Pour définir la notion de complexité, il faut prendre en compte la dimension contradictoire des phénomènes qui sont étudiés par les sciences. Pour le dire vite, la pensée complexe est la pensée qui va accepter la complexité, c'est-à-dire la contradiction. La complexité n'est pas un refus de la simplicité, mais une ouverture sur l'inconcevable. En ce sens, la complexité de Morin est le « principe de la pensée qui considère le monde et non pas (…) le principe révélateur de l'essence du monde », (Introduction à la pensée complexe, p. 138).

La complexité est tout à la fois un défi, une simplification relative et une relation. Elle est tout d'abord un défi, parce qu'elle n'a pas pour objectif de donner une définition du réel, mais de trouver le bon angle pour l'étudier, c'est-à-dire en intégrant la complication, l'incertitude et la contradiction. Elle est ensuite une simplification relative, car elle ne consiste pas à simplifier le réel pour en livrer les composants ultimes, mais à prendre conscience que la réduction n'amène pas à la vérité. La réduction est un outil pour accéder au réel et non le réel lui-même. La complexité est « l'union de la simplicité et la complexité » (p. 135). Enfin, la complexité est la liaison entre le simple et le complexe : entre le monde réel et le monde des apparences, il y a des liens qui composent la complexité et qu'il s'agit aussi de prendre en compte.
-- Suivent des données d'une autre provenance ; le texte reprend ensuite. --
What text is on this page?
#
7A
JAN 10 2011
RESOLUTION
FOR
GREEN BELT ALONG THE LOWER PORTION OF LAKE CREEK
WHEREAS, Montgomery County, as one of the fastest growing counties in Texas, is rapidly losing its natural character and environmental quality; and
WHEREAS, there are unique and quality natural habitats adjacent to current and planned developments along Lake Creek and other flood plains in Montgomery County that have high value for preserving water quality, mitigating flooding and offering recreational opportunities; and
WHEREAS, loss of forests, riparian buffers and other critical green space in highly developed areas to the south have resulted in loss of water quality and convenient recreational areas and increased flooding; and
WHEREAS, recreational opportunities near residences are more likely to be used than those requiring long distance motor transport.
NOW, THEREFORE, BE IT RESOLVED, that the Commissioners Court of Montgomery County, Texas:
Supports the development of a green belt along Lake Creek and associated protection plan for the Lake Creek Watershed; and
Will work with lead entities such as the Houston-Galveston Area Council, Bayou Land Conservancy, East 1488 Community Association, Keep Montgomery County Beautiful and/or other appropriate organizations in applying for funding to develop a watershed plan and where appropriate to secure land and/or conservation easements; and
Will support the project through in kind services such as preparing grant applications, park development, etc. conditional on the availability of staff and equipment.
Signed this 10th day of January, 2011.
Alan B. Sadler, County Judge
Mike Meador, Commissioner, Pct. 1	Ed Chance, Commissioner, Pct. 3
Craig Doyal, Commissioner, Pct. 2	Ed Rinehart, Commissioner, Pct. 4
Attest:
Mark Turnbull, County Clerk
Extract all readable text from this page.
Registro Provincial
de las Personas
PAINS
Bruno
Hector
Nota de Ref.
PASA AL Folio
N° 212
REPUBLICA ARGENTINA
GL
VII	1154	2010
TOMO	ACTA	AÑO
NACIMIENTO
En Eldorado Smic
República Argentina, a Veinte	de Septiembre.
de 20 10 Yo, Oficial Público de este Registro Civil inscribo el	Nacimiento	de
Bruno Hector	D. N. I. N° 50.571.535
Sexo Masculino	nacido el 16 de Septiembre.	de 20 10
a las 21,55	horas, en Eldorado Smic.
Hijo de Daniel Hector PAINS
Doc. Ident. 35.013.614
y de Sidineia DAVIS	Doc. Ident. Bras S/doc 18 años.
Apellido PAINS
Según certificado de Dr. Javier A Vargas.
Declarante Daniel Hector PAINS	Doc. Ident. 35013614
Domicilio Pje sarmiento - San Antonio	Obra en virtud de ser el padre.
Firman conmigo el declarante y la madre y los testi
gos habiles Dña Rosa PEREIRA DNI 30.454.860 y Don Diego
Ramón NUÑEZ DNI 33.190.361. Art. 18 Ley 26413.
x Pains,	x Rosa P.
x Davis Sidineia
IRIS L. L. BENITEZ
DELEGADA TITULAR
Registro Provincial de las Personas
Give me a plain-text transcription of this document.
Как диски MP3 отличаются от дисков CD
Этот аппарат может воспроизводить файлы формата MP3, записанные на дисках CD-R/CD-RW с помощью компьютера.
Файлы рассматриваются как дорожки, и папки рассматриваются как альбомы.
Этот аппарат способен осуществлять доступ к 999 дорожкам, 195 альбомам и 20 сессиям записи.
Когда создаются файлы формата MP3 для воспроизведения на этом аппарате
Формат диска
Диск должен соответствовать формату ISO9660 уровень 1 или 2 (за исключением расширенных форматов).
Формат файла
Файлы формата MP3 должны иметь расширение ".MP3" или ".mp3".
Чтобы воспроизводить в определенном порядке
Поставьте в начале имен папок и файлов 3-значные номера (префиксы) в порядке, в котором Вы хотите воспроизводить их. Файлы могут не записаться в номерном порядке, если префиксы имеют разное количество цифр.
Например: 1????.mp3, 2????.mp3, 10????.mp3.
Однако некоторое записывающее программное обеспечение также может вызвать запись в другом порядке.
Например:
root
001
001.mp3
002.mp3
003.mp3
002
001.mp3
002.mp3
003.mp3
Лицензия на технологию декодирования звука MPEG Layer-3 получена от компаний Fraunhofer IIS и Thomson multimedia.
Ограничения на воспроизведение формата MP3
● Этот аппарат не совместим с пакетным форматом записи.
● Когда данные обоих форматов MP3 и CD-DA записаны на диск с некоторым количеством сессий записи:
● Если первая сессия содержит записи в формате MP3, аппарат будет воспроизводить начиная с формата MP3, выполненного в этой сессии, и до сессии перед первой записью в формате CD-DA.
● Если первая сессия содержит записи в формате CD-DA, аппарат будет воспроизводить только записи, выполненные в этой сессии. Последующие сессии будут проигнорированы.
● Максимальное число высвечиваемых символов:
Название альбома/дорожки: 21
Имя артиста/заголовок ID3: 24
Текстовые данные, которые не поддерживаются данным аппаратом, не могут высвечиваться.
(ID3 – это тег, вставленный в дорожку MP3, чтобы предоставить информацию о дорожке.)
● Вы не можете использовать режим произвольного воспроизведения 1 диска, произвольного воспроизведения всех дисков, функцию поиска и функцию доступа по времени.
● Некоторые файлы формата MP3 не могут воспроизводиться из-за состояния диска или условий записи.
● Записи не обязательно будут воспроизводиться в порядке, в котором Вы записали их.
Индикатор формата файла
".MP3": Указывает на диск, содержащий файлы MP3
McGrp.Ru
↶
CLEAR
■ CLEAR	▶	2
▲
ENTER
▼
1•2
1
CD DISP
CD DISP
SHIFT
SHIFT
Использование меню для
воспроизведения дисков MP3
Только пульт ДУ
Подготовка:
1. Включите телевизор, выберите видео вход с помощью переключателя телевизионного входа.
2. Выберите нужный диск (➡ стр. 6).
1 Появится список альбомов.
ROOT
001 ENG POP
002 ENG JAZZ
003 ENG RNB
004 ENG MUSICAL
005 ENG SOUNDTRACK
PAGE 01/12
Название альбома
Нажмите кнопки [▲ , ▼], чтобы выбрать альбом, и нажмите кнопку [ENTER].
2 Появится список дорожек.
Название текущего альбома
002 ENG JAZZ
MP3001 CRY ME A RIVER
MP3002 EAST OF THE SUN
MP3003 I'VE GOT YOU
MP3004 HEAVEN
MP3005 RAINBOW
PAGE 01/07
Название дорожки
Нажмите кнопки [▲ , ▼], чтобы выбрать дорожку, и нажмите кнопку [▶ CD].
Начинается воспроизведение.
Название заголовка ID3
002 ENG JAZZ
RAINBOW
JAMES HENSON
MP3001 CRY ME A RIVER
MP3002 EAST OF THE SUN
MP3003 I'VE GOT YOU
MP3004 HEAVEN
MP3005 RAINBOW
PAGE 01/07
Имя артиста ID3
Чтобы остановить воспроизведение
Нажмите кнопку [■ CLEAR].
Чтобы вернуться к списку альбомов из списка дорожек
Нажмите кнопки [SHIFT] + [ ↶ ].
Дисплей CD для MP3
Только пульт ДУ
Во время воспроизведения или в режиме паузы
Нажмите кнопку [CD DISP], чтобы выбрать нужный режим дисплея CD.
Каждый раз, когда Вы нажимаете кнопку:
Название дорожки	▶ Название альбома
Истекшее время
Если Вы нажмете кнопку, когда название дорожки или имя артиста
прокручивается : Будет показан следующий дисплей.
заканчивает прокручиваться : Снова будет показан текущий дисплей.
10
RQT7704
Pour comprendre ce dernier aspect, on peut rappeler l'étymologie latine du mot complexe. « Qu'est-ce que la complexité ? Au premier abord, la complexité est un tissu (complexus : ce qui est tissé ensemble) de constituants hétérogènes inséparablement associés : elle pose le paradoxe de l'un et du multiple » (p. 21). L'image qui sied le mieux à la complexité est celle du tissu. Edgar Morin prend l'exemple de « la tapisserie contemporaine » (p. 113) qui comporte des fils de différentes matières et de différentes couleurs. Connaître cette tapisserie ne se résume à connaître la somme des lois et des principes qui concernent chaque type de fil. Non seulement cette somme est insuffisante pour comprendre la réalité nouvelle de cette composition en tant que tissu, mais en plus elle ne donne aucune connaissance de sa forme ou de sa configuration. On touche là au problème bien connu des philosophes de l'un et du multiple : la tapisserie est une, elle a une qualité particulière, les fils sont multiples et ont des qualités qui leur sont propres. Comment donc connaître la tapisserie dans sa complexité ? Selon Morin, saisir la complexité d'un phénomène se fait en trois étapes paradoxales : la tapisserie est plus que la somme des fils qui la constituent (elle a de nouvelles propriétés), mais la tapisserie est aussi moins que la somme des fils qui la constituent (du mélange des fils, elle perd certaines de leur qualité), donc la tapisserie est à la fois plus et moins que la somme des fils qui la constituent (l'étape ultime de la complexité consiste à prendre conscience qu'il existe une contradiction interne à la tapisserie).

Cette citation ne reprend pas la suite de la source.